I remember coming to this group, and lurking, feeling shy. To my surprise many authors suffered the same as I with low confidence. Its been a while since the time of lurking. But the pendulum has swung from feeling strong and accomplished to me floundering in a crisis in faith.
Stupid me thought I was passed this.
Moods swinging between success will be mine (one day) and why am I submitting (no one with any sense wants to read my work). It’s taking pure stubbornness, which I have a lot of, and force of will, which seems to be slipping away, to continue.

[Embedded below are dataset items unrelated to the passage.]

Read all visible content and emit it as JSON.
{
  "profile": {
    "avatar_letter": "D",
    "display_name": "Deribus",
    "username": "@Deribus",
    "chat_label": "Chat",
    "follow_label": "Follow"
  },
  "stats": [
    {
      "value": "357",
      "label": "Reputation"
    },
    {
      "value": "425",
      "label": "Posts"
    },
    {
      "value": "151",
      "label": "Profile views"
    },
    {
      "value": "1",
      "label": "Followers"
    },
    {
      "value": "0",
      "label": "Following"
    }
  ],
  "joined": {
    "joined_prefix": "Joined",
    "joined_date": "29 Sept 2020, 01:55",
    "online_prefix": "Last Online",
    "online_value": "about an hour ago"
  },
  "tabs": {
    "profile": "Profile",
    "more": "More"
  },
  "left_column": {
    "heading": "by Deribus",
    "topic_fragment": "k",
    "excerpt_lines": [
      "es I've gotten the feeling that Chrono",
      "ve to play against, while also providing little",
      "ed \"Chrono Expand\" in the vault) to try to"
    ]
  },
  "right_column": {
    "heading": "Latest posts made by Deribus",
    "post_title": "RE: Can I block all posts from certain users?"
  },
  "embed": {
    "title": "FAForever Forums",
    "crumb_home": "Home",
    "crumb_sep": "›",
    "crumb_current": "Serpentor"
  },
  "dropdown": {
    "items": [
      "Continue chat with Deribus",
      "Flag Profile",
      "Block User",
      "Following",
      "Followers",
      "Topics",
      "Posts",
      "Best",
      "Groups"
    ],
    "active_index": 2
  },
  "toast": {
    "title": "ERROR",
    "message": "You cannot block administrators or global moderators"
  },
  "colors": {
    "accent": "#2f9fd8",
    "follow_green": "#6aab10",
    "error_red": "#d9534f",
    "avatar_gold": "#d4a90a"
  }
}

Recently, I’ve two of three stories rejected—as expected. Right. One was such a long shot that didn’t have a chance. The other was short I thought was pretty good; and rejected or not, I’m planning to add more to it and resubmit elsewhere. The third, I work really hard on and it was a big fat flop. I’m still stinging from that one.
So I have no choice but to dust off and carry on. But what I’m doing and what I’m feeling are in two different spectrums. Sure, hanging with other writers guides me to the optimistic next step. Spit shine the work again and resubmit elsewhere. This I will do. But under it all I’m wondering if I have any skills. Wondering if I’m wasting every editor’s time submitting at all.
I haven’t been able to shake it. It sits in the back of my mind like a snarky kid in a classroom. And he doesn’t know when to shut up.
The only good news on this front is that I’m still trying. I know rejections are part of the business. I’m usually a woman with a good attitude. I’m full of hope, knowing a rainbow is never far away.
Thanks for letting me vent while I try to shake this off. I don’t know what I would do without all of you.